Senate Set to Vote on Bill for Legislative Oversight of Future Education Changes

Mar 23, 2017

Update Friday, March 24, 2017: Senators have approved Senate Bill 18, 18-16, with four Republicans joining their Democratic colleagues to vote against it. 

Senators will vote on a bill Friday that will give lawmakers the authority to approve all change to education standards and aligned standardized testing to be required in West Virginia schools after an amendment to a bill on the chamber floor Thursday.

Senate Bill 18 as introduced would have required West Virginia students take the ACT and ACT Aspire standardized tests rather than the Smarter Balanced Assessment that's aligned with Common Core standards, but Republican Sen. Patricia Rucker amended the bill to require legislative oversight.

“The point of the amendment was to clarify what the intent of the legislation was, which was that we would have assessments in West Virginia not tied to Common Core standards," Rucker said during debate on the floor. 

Her amendment sparked pushback from Democratic members of the chamber who pointed to a variety of reasons not to include the language.

“As 34 members of the senate, we’re going to assess standards now, we’re going to bring those standards back here to a legislative body," Sen. Bob Plymale said. Plymale said lawmakers should trust the state's education experts to make those kinds of determinations.

Sen. Kenny Mann, the Senate Education Committee chair, speaks against the amendment on the floor during questions from Sen.
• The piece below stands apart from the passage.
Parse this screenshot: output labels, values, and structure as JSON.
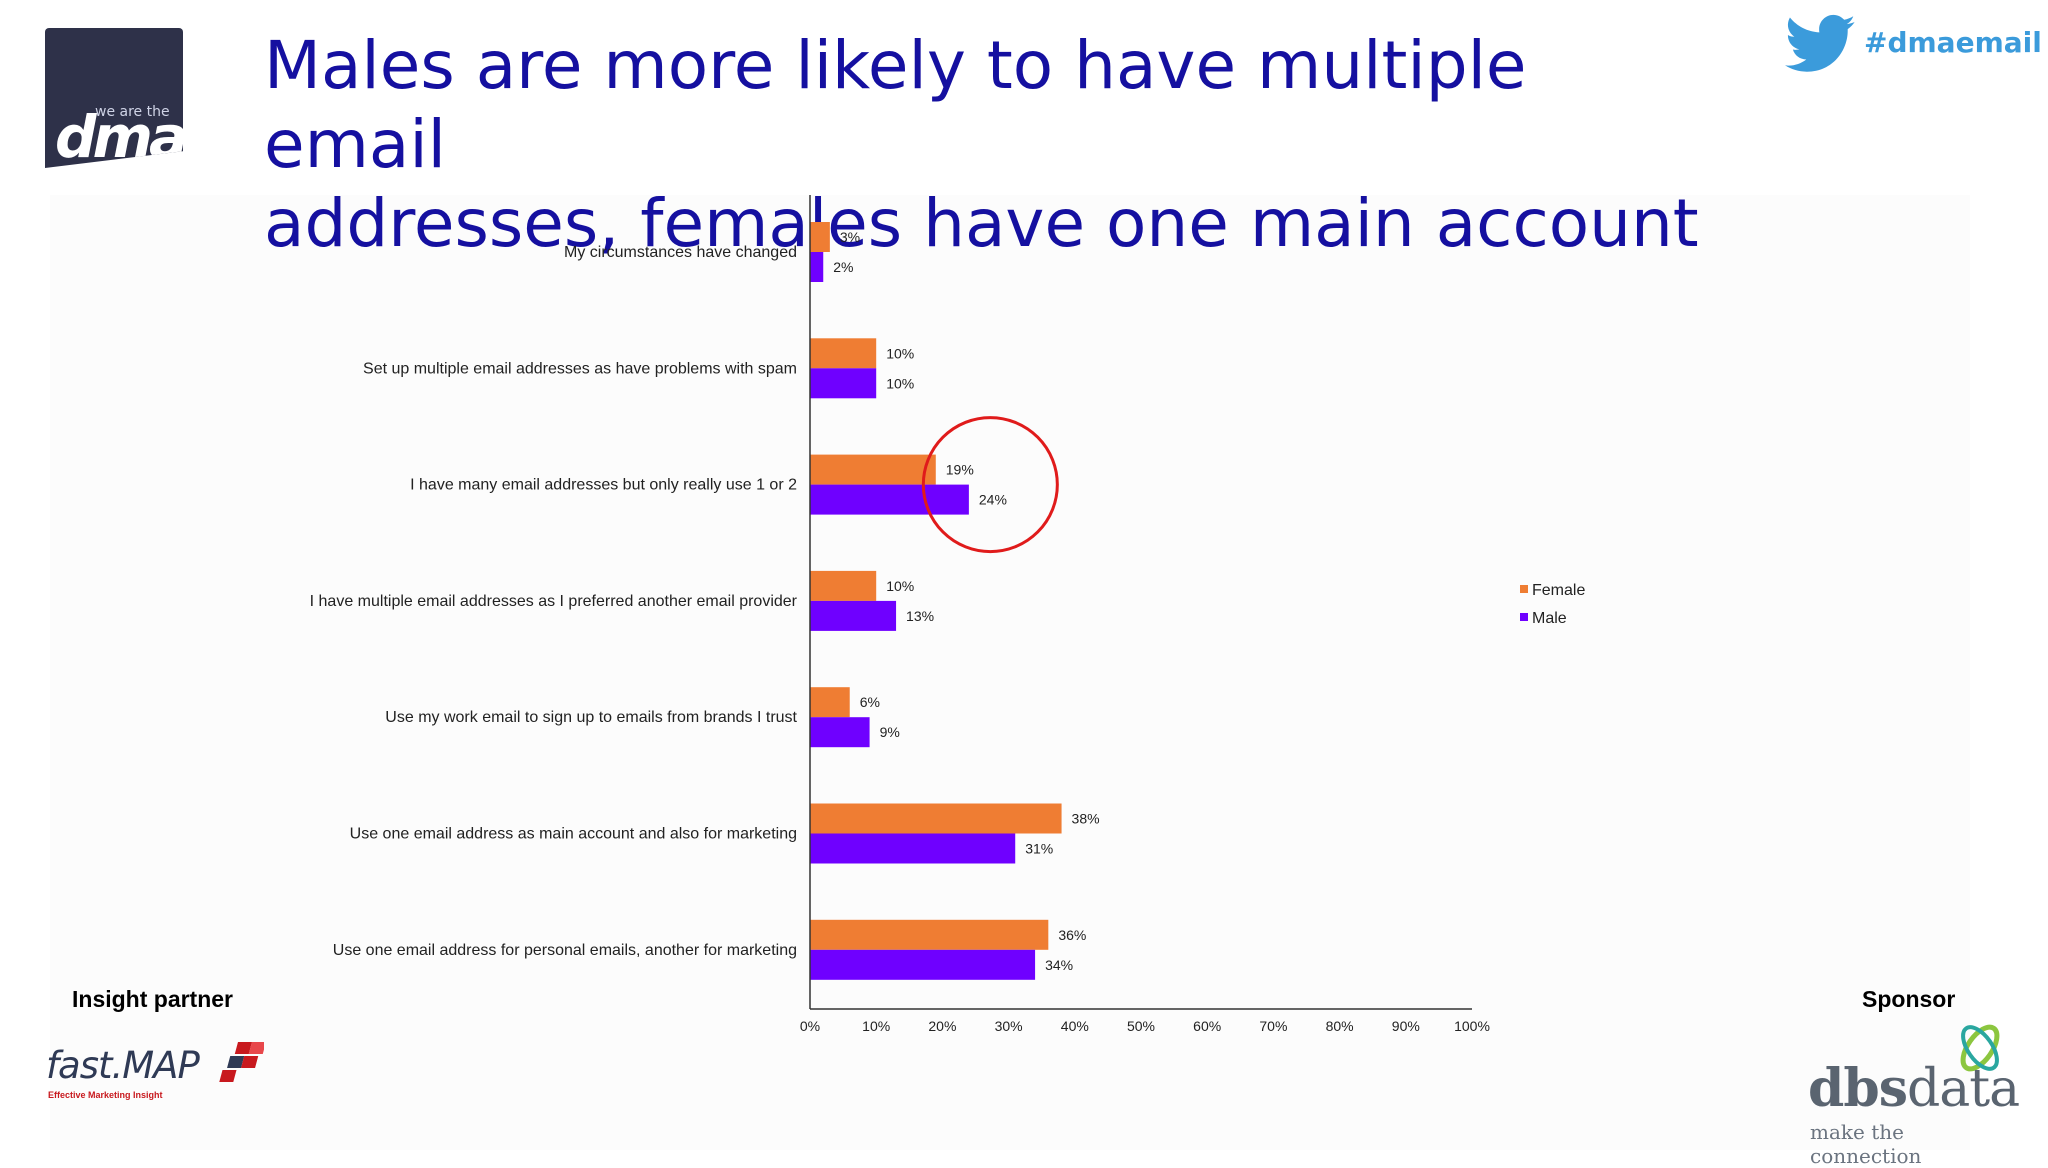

John Unger.
Credit Will Price / West Virginia Legislative Photography

Senate Minority Leader Roman Prezioso said in meetings with representatives of the state Department of Education, he was told even though the West Virginia Board of Education had already voted to stop using Smarter Balanced after this school year, the amendment would require the state to write a test of its own, costing $10-12 million.

“We want to allow our local boards of education to control this curriculum, that’s what you stand for, that’s what I stand for and that’s what this amendment tries to defeat," Sen. Mike Romano said after questioning Rucker about the amount of local control county boards could have if her amendment was adopted. 

The Senate's Education Committee Chair, Sen. Kenny Mann, was questioned about the bill and admitted he would not vote for the legislation if the amendment was accepted by the body.

"I've beat this dead horse," Mann said. 

Republican Sen, Robert Karnes argued the amendment was not taking power away from the state or local county boards of education, but was inserting the Legislature into a process which they have a Constitutional right to oversee.

“Common Core was a major issue [in the last election]. The people of the state West Virginia wanted their elected officials to be involved in that particular issue and the way it was adopted. This amendment says that not only are we going to do what our constitution wants us to do, but what the people of West Virginia clearly want us to do and that is to be an active participant in how the children in the state of West Virginia are going to be educated. This is a good amendment it makes it clear that never again will such a standard be adopted without the review of the elected bodies of the state of West Virginia.” -Sen. Robert Karnes

Rucker's amendment was accepted by the body on a 21-13. Mann was the only Republican to vote against it. 

The bill will be put to a final vote in the Senate Friday.